Las violentas polémicas entre “academicistas” y “revisionistas” llevaron a una lamentable confusión de términos, para acabar dando a “revisión” un significado muy particular: se aplicó el “revisionismo histórico” un matiz político tendiente a justificar un cambio institucional que rompiera los esquemas político-económicos establecidos por el liberalismo. La historiografía se politizó en grado sumo, y la renovación cayó en los vicios que combatía. A fin de cuentas, los revisionistas que querían imponer como “historia oficial” su propia versión de la historia, al tiempo que los “academicistas” querían conservar la oficialidad de la suya…
Todo “ismo” representa, a la postre, una posición reñida con la seriedad científica, en tanto supone una toma de posición doctrinaria previa a la investigación. Los “istas” no investigan para conocer realmente lo ocurrido, sino que procuran armar una historia que les sirva para fundamentar la doctrina que defienden. En buena medida, algunos valiosos estudios de los “revisionistas” se malograron por obra de una tendenciosa interpretación puesta al servicio de intereses extra históricos. Y los “academicistas” hallaron allí un buen argumento para señalar la parcialidad del “revisionismo” y condenar toda nueva visión de la historia argentina que se alejara de las líneas liberales fijadas “oficialmente”.

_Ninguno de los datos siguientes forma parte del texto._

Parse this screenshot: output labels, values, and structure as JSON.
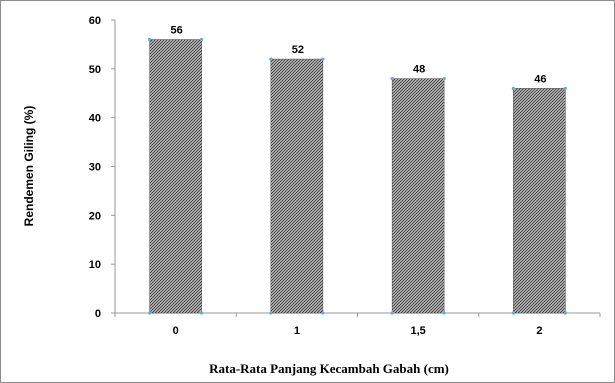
{
  "chart_data": {
    "type": "bar",
    "categories": [
      "0",
      "1",
      "1,5",
      "2"
    ],
    "values": [
      56,
      52,
      48,
      46
    ],
    "data_labels": [
      "56",
      "52",
      "48",
      "46"
    ],
    "title": "",
    "xlabel": "Rata-Rata Panjang Kecambah Gabah (cm)",
    "ylabel": "Rendemen Giling (%)",
    "ylim": [
      0,
      60
    ],
    "yticks": [
      "0",
      "10",
      "20",
      "30",
      "40",
      "50",
      "60"
    ],
    "grid": false,
    "legend": "none",
    "bar_fill": "#555555",
    "bar_pattern": "diagonal-hatch",
    "axis_color": "#9a9a9a",
    "marker_color": "#6aa9d8"
  }
}
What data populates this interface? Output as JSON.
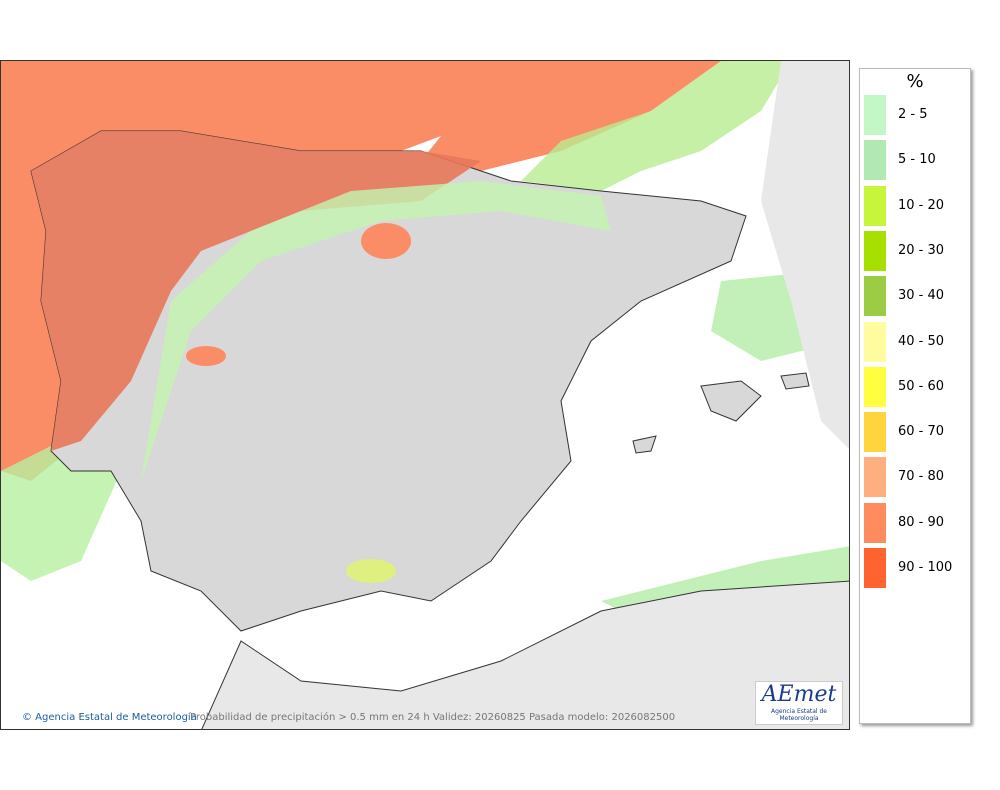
{
  "legend": {
    "title": "%",
    "items": [
      {
        "label": "2 - 5",
        "color": "#c4f7c6"
      },
      {
        "label": "5 - 10",
        "color": "#b2e8b2"
      },
      {
        "label": "10 - 20",
        "color": "#c6f53c"
      },
      {
        "label": "20 - 30",
        "color": "#a6e000"
      },
      {
        "label": "30 - 40",
        "color": "#9ccc44"
      },
      {
        "label": "40 - 50",
        "color": "#fffca0"
      },
      {
        "label": "50 - 60",
        "color": "#ffff40"
      },
      {
        "label": "60 - 70",
        "color": "#ffd43c"
      },
      {
        "label": "70 - 80",
        "color": "#ffae80"
      },
      {
        "label": "80 - 90",
        "color": "#ff8c5e"
      },
      {
        "label": "90 - 100",
        "color": "#ff6430"
      }
    ]
  },
  "footer": {
    "credit": "© Agencia Estatal de Meteorología",
    "caption": "Probabilidad de precipitación > 0.5 mm en 24 h Validez: 20260825 Pasada modelo: 2026082500"
  },
  "logo": {
    "name": "AEmet",
    "subtitle": "Agencia Estatal de Meteorología"
  }
}
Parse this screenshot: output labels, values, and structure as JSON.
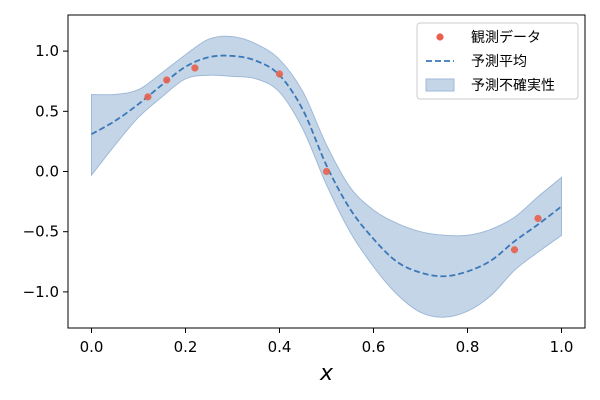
{
  "chart_data": {
    "type": "scatter",
    "title": "",
    "xlabel": "x",
    "ylabel": "",
    "xlim": [
      -0.05,
      1.05
    ],
    "ylim": [
      -1.3,
      1.3
    ],
    "xticks": [
      0.0,
      0.2,
      0.4,
      0.6,
      0.8,
      1.0
    ],
    "xtick_labels": [
      "0.0",
      "0.2",
      "0.4",
      "0.6",
      "0.8",
      "1.0"
    ],
    "yticks": [
      -1.0,
      -0.5,
      0.0,
      0.5,
      1.0
    ],
    "ytick_labels": [
      "−1.0",
      "−0.5",
      "0.0",
      "0.5",
      "1.0"
    ],
    "grid": false,
    "legend_position": "top-right",
    "series": [
      {
        "name": "観測データ",
        "kind": "scatter",
        "color": "#e8604c",
        "x": [
          0.12,
          0.16,
          0.22,
          0.4,
          0.5,
          0.9,
          0.95
        ],
        "y": [
          0.62,
          0.76,
          0.86,
          0.81,
          0.0,
          -0.65,
          -0.39
        ]
      },
      {
        "name": "予測平均",
        "kind": "line",
        "style": "dashed",
        "color": "#3b78b8",
        "x": [
          0.0,
          0.05,
          0.1,
          0.15,
          0.2,
          0.25,
          0.3,
          0.35,
          0.4,
          0.45,
          0.5,
          0.55,
          0.6,
          0.65,
          0.7,
          0.75,
          0.8,
          0.85,
          0.9,
          0.95,
          1.0
        ],
        "y": [
          0.31,
          0.42,
          0.56,
          0.72,
          0.87,
          0.95,
          0.96,
          0.92,
          0.8,
          0.51,
          0.05,
          -0.31,
          -0.56,
          -0.75,
          -0.84,
          -0.87,
          -0.83,
          -0.74,
          -0.58,
          -0.44,
          -0.29
        ]
      },
      {
        "name": "予測不確実性",
        "kind": "band",
        "color": "#b0c7e0",
        "edge_color": "#9fb9d8",
        "x": [
          0.0,
          0.05,
          0.1,
          0.15,
          0.2,
          0.25,
          0.3,
          0.35,
          0.4,
          0.45,
          0.5,
          0.55,
          0.6,
          0.65,
          0.7,
          0.75,
          0.8,
          0.85,
          0.9,
          0.95,
          1.0
        ],
        "upper": [
          0.64,
          0.64,
          0.68,
          0.82,
          0.97,
          1.1,
          1.12,
          1.06,
          0.93,
          0.66,
          0.22,
          -0.13,
          -0.32,
          -0.43,
          -0.5,
          -0.53,
          -0.53,
          -0.48,
          -0.38,
          -0.21,
          -0.05
        ],
        "lower": [
          -0.03,
          0.22,
          0.45,
          0.62,
          0.77,
          0.8,
          0.79,
          0.77,
          0.66,
          0.35,
          -0.11,
          -0.5,
          -0.79,
          -1.02,
          -1.17,
          -1.21,
          -1.16,
          -1.03,
          -0.82,
          -0.67,
          -0.53
        ]
      }
    ]
  }
}
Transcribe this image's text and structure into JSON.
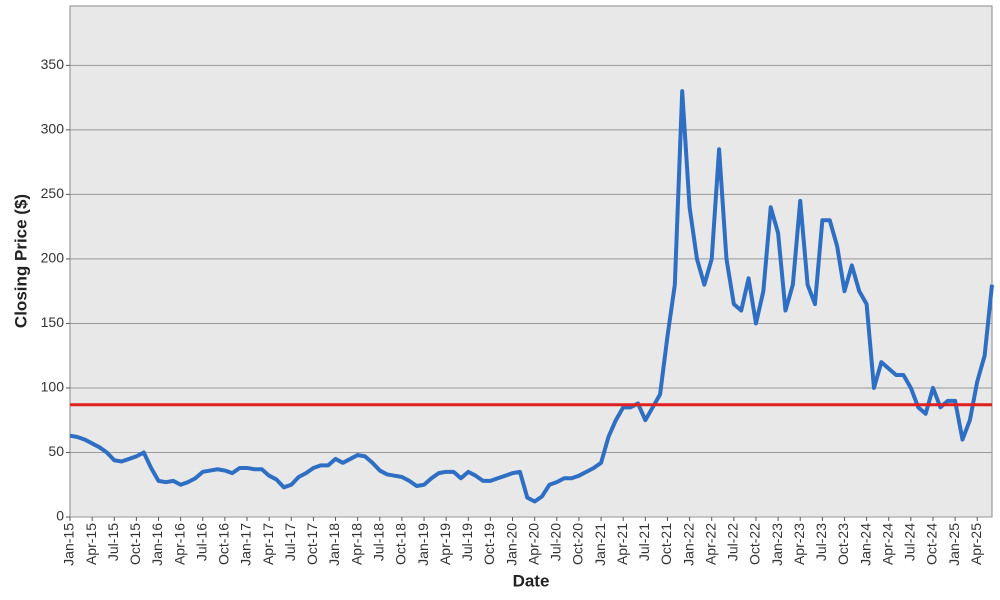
{
  "chart_data": {
    "type": "line",
    "xlabel": "Date",
    "ylabel": "Closing Price ($)",
    "x": [
      "Jan-15",
      "Feb-15",
      "Mar-15",
      "Apr-15",
      "May-15",
      "Jun-15",
      "Jul-15",
      "Aug-15",
      "Sep-15",
      "Oct-15",
      "Nov-15",
      "Dec-15",
      "Jan-16",
      "Feb-16",
      "Mar-16",
      "Apr-16",
      "May-16",
      "Jun-16",
      "Jul-16",
      "Aug-16",
      "Sep-16",
      "Oct-16",
      "Nov-16",
      "Dec-16",
      "Jan-17",
      "Feb-17",
      "Mar-17",
      "Apr-17",
      "May-17",
      "Jun-17",
      "Jul-17",
      "Aug-17",
      "Sep-17",
      "Oct-17",
      "Nov-17",
      "Dec-17",
      "Jan-18",
      "Feb-18",
      "Mar-18",
      "Apr-18",
      "May-18",
      "Jun-18",
      "Jul-18",
      "Aug-18",
      "Sep-18",
      "Oct-18",
      "Nov-18",
      "Dec-18",
      "Jan-19",
      "Feb-19",
      "Mar-19",
      "Apr-19",
      "May-19",
      "Jun-19",
      "Jul-19",
      "Aug-19",
      "Sep-19",
      "Oct-19",
      "Nov-19",
      "Dec-19",
      "Jan-20",
      "Feb-20",
      "Mar-20",
      "Apr-20",
      "May-20",
      "Jun-20",
      "Jul-20",
      "Aug-20",
      "Sep-20",
      "Oct-20",
      "Nov-20",
      "Dec-20",
      "Jan-21",
      "Feb-21",
      "Mar-21",
      "Apr-21",
      "May-21",
      "Jun-21",
      "Jul-21",
      "Aug-21",
      "Sep-21",
      "Oct-21",
      "Nov-21",
      "Dec-21",
      "Jan-22",
      "Feb-22",
      "Mar-22",
      "Apr-22",
      "May-22",
      "Jun-22",
      "Jul-22",
      "Aug-22",
      "Sep-22",
      "Oct-22",
      "Nov-22",
      "Dec-22",
      "Jan-23",
      "Feb-23",
      "Mar-23",
      "Apr-23",
      "May-23",
      "Jun-23",
      "Jul-23",
      "Aug-23",
      "Sep-23",
      "Oct-23",
      "Nov-23",
      "Dec-23",
      "Jan-24",
      "Feb-24",
      "Mar-24",
      "Apr-24",
      "May-24",
      "Jun-24",
      "Jul-24",
      "Aug-24",
      "Sep-24",
      "Oct-24",
      "Nov-24",
      "Dec-24",
      "Jan-25",
      "Feb-25",
      "Mar-25",
      "Apr-25",
      "May-25",
      "Jun-25"
    ],
    "series": [
      {
        "color": "#2e6fc4",
        "values": [
          63,
          62,
          60,
          57,
          54,
          50,
          44,
          43,
          45,
          47,
          50,
          38,
          28,
          27,
          28,
          25,
          27,
          30,
          35,
          36,
          37,
          36,
          34,
          38,
          38,
          37,
          37,
          32,
          29,
          23,
          25,
          31,
          34,
          38,
          40,
          40,
          45,
          42,
          45,
          48,
          47,
          42,
          36,
          33,
          32,
          31,
          28,
          24,
          25,
          30,
          34,
          35,
          35,
          30,
          35,
          32,
          28,
          28,
          30,
          32,
          34,
          35,
          15,
          12,
          16,
          25,
          27,
          30,
          30,
          32,
          35,
          38,
          42,
          62,
          75,
          85,
          85,
          88,
          75,
          85,
          95,
          140,
          180,
          330,
          240,
          200,
          180,
          200,
          285,
          200,
          165,
          160,
          185,
          150,
          175,
          240,
          220,
          160,
          180,
          245,
          180,
          165,
          230,
          230,
          210,
          175,
          195,
          175,
          165,
          100,
          120,
          115,
          110,
          110,
          100,
          85,
          80,
          100,
          85,
          90,
          90,
          60,
          75,
          105,
          125,
          180
        ]
      }
    ],
    "hline": {
      "value": 87,
      "color": "#e02020"
    },
    "xlim": [
      "Jan-15",
      "Jun-25"
    ],
    "xticks": [
      "Jan-15",
      "Apr-15",
      "Jul-15",
      "Oct-15",
      "Jan-16",
      "Apr-16",
      "Jul-16",
      "Oct-16",
      "Jan-17",
      "Apr-17",
      "Jul-17",
      "Oct-17",
      "Jan-18",
      "Apr-18",
      "Jul-18",
      "Oct-18",
      "Jan-19",
      "Apr-19",
      "Jul-19",
      "Oct-19",
      "Jan-20",
      "Apr-20",
      "Jul-20",
      "Oct-20",
      "Jan-21",
      "Apr-21",
      "Jul-21",
      "Oct-21",
      "Jan-22",
      "Apr-22",
      "Jul-22",
      "Oct-22",
      "Jan-23",
      "Apr-23",
      "Jul-23",
      "Oct-23",
      "Jan-24",
      "Apr-24",
      "Jul-24",
      "Oct-24",
      "Jan-25",
      "Apr-25"
    ],
    "ylim": [
      0,
      396
    ],
    "yticks": [
      0,
      50,
      100,
      150,
      200,
      250,
      300,
      350
    ],
    "grid": true
  }
}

Esto asusta y enerva a algunos penates de la historiografía liberal todavía supérstites, que siguen empeñados en ser los guardianes de la “historia oficial” en crisis. Un diario porteño, fiel representante de esa posición, decía a fines de 1969:
“La historia patria no puede ni debe ser utilizada al servicio de consignas ideológicas o partidistas de cada instante de la vida política, pues ello significa corrompen su alta misión, utilizar su bagaje con deshonestidad intelectual y sembrar la semilla de la discordia antes que la unidad nacional. Los libros y las publicaciones, o los docentes que aprovechan de su posición para exaltar las tendencias y posturas que niegan las tradiciones argentinas sobre las que se apoya indiscutidamente nuestra naturaleza política, originan un grave daño cuyas derivaciones resultan imprevisibles. Es por ello que en este terreno la preocupación por el perfeccionamiento didáctico de la enseñanza de la historia debe ir acompañado, inexcusablemente, de la observación atenta por parte de las autoridades y la sociedad toda para que las formas de vida republicanas nacidas en Mayo sean la única vía por donde transite nuestra niñez y nuestra juventud”.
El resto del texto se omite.